Other Biden proposals include doubling the maximum value of Pell grants, investing $50 billion in workforce training programs, doubling the number of health professionals in schools and providing universal pre-kindergarten for 3- and 4-year-olds.
Joe Biden outlines a plan to overhaul the nation’s caregiving system and create 3 million jobs while freeing up millions to enter the workforce.
Separate policy stances that nevertheless have implications for American schools — such as a guarantee that transgender students will have access to bathrooms and locker rooms consistent with their gender identity — are noted elsewhere in his platform.
His plan to “end violence against women” lays out a multipart response to campus sexual assault, including increased preventive education, expanded reporting rights for survivors and a return to the Title IX guidelines of the Obama years.

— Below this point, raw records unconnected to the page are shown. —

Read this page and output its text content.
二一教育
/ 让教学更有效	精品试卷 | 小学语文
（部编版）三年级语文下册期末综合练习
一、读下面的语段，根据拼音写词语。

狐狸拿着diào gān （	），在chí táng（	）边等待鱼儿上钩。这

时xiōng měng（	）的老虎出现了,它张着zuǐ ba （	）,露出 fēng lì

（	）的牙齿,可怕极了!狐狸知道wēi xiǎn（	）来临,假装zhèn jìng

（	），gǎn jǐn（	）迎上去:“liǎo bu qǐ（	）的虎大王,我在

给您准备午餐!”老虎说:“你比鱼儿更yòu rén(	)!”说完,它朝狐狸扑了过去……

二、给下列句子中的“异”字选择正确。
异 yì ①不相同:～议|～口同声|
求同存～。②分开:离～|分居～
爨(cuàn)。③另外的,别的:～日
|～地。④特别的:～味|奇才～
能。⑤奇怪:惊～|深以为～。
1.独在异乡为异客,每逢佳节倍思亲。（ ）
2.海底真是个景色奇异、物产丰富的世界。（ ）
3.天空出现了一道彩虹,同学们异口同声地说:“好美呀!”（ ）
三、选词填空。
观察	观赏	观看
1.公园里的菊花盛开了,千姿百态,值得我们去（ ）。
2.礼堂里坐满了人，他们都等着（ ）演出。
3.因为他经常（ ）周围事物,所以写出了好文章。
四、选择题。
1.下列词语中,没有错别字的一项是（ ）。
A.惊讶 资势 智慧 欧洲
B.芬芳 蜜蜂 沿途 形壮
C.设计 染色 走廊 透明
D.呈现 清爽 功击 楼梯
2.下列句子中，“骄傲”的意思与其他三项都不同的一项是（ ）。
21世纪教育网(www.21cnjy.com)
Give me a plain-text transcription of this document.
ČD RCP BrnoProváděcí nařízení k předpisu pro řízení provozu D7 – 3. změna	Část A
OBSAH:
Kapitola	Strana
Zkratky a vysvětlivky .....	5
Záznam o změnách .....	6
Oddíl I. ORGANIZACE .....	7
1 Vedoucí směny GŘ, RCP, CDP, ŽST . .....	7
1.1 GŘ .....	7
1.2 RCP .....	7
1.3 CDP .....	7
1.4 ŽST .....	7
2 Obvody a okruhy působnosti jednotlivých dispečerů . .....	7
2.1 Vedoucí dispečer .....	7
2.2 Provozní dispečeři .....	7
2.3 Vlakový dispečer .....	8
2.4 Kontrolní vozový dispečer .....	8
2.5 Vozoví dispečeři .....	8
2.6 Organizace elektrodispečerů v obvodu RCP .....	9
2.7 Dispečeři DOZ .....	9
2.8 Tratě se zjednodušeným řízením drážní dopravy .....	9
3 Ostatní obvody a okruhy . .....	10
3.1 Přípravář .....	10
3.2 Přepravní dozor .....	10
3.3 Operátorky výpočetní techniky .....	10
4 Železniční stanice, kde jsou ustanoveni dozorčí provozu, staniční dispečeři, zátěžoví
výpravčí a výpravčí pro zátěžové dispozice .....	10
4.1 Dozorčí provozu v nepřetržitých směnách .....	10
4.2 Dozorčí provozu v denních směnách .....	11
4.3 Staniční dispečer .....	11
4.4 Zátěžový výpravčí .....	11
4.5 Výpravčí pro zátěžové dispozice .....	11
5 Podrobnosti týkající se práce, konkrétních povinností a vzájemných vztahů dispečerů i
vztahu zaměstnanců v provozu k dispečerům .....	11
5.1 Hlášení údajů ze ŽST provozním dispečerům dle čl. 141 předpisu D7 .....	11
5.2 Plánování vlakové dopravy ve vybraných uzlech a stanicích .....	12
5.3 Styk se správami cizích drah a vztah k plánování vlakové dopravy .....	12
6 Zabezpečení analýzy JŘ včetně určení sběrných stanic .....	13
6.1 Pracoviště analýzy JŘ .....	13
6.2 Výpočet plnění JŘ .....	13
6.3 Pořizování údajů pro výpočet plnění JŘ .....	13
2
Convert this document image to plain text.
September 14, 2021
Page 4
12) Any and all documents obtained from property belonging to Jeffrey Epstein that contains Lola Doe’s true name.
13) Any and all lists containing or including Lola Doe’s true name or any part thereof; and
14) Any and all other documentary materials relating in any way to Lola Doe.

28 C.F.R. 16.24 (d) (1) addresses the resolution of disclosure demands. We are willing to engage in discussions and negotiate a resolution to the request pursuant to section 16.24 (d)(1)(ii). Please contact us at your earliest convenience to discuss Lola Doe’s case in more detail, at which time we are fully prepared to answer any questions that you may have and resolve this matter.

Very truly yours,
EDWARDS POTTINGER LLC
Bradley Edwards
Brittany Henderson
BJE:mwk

The education policy page on Biden’s campaign website cites plans to reinstate Department of Education support for schools “legally pursuing desegregation strategies and recognized institutions of higher education’s interests in creating diverse student bodies.” Trump had rescinded Obama-era guidelines encouraging the use of race to help determine admission to educational institutions.
Biden also takes a swipe at Trump’s response to school shootings, arguing that “arming teachers isn’t the answer” and instead advocating for gun control legislation.
Biden’s choice for vice president, California Sen. Kamala Harris, had focused her own education policy proposals on the teacher pay gap and funding education for science, technology, engineering and math at historically Black colleges and universities.